O programa Bolsa-Família ainda deve permanecer por alguns anos distribuindo renda e cumprindo o papel de proteção emergencial das parcelas mais fragilizadas da nação brasileira, requerendo contrapartida de freqüência escolar dos integrantes das famílias beneficiadas. Por mais que haja margem de erro nos levantamentos de freqüência escolar das crianças beneficiadas pelo programa, a variação percentual de alunos com mais de 15% de falta, gira em torno de dois a três por cento. Logo, dá para dizer, que estão criadas as condições mais elementares de inserção econômica e social no Brasil.

A proposta da Renda-Mínima parece-me muito boa como próximo passo para o Bolsa-Família porque, além de efetivamente policêntrica, rompe com a balconização da miséria. E para podermos alcançar um modelo superior de desenvolvimento temos que nos livrar da maior deformação do nosso padrão compensatório que é a da humilhante necessidade de identificação de pobres e miseráveis.

O que mais me atrai na proposta de criação de uma renda estabelecida no menor limite possível, a ponto de nos poupar da situação de selecionar carentes, é a sinalização política de que a renda mínima é um direito indistinto de todos os brasileiros. Do mais rico ao mais pobre, todos nós receberíamos esses “dividendos” pelo simples fato de termos direito. O País pode pagar. Isso nos proporcionaria a reconhecer um sentido de nação, um certo cuidado múto da coletividade, uma sensação autônoma de pertencimento.

Com todos os brasileiros passando a receber os seus, R$ 200,00 que seja, o País teria uma vida econômica muito mais ativa, com multiplicação de pequenos negócios, elevação sistêmica do consumo e, principalmente, criação das condições para o exercício da dignidade. Sairíamos, na maioria, da mera luta pela sobrevivência para pensar em uma nova espacialidade existencial que fosse mais honesta com os desejos, aspirações e co-responsabilidades de uma sociedade plural, diversificada e inventiva.
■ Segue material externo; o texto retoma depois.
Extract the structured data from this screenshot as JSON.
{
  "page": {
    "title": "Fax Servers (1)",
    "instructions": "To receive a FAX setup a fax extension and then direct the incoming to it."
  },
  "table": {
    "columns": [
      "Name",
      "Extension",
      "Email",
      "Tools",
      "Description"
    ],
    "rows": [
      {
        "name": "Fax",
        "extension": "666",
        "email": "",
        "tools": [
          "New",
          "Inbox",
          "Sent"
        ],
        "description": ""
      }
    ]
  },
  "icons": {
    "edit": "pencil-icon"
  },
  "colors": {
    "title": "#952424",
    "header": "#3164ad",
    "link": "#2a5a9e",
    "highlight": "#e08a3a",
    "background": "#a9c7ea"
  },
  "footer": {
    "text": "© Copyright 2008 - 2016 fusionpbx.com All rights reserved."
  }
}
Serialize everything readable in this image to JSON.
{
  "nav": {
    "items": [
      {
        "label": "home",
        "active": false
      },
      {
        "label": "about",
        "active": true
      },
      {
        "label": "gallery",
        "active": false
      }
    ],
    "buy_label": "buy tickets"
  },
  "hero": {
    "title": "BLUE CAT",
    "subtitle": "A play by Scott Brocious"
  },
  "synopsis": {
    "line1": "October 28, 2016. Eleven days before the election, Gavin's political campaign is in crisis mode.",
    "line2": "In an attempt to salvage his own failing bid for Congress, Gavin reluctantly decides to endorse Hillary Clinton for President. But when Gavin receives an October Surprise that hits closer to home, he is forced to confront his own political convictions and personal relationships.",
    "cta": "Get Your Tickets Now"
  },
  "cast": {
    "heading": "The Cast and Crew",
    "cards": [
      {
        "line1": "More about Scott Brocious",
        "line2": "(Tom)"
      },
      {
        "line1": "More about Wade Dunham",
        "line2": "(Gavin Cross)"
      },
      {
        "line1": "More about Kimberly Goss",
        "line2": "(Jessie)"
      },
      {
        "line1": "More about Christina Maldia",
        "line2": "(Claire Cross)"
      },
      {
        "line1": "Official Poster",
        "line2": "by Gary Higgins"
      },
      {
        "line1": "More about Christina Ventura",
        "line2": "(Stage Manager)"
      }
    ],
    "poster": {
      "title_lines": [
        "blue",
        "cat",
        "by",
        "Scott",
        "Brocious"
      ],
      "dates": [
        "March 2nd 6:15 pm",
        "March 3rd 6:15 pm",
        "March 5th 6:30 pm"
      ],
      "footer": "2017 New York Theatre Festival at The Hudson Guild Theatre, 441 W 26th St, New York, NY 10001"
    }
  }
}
Perguntando a mim mesmo se esse é o jeito ideal de fundar um país, imaginei que não. Sempre procuro raciocinar no sentido de que a cultura deveria ser o catalisador da mobilização democrática, educacional e produtiva. Entretanto, se não é a melhor forma de fundar um país, vejo, nas condições do Brasil, uma maneira de refundar as nossas bases relacionais. E essa fermentação, por estar sujeita aos efeitos do poder econômico e financeiro das grandes corporações transnacionais, certamente projeta ameaças à nossa cultura. Entretanto, há de se confiar nos elementos do oculto do aparente que guardamos em todos nós e que nos move pelos afetos da paixão e da ação. Caso nos convençamos de que esse é um bom caminho, estou convicto de que é também uma oportunidade de florescimento das artes e de redescoberta do estatuto dos valores singulares da miscigenação e do respeito por todas as nossas matrizes étnicas.

Com uma renda mínima, a título de direito cidadão, teríamos mais chance de pensar por conta própria e de mudar alguns referenciais de interferência em nossa condição de vida, abrindo-nos a novas e desejáveis realidades. Não é panacéia, já que temos todo um sistema político, judicial, acadêmico e empresarial corrompido em suas bases éticas, para redesenhar. Mas poderá ser um tipo de bolsa-dignidade a nos proporcionar uma nova forma de apreciar o mundo sem cair necessariamente na ansiedade por devorá-lo até a exaustão.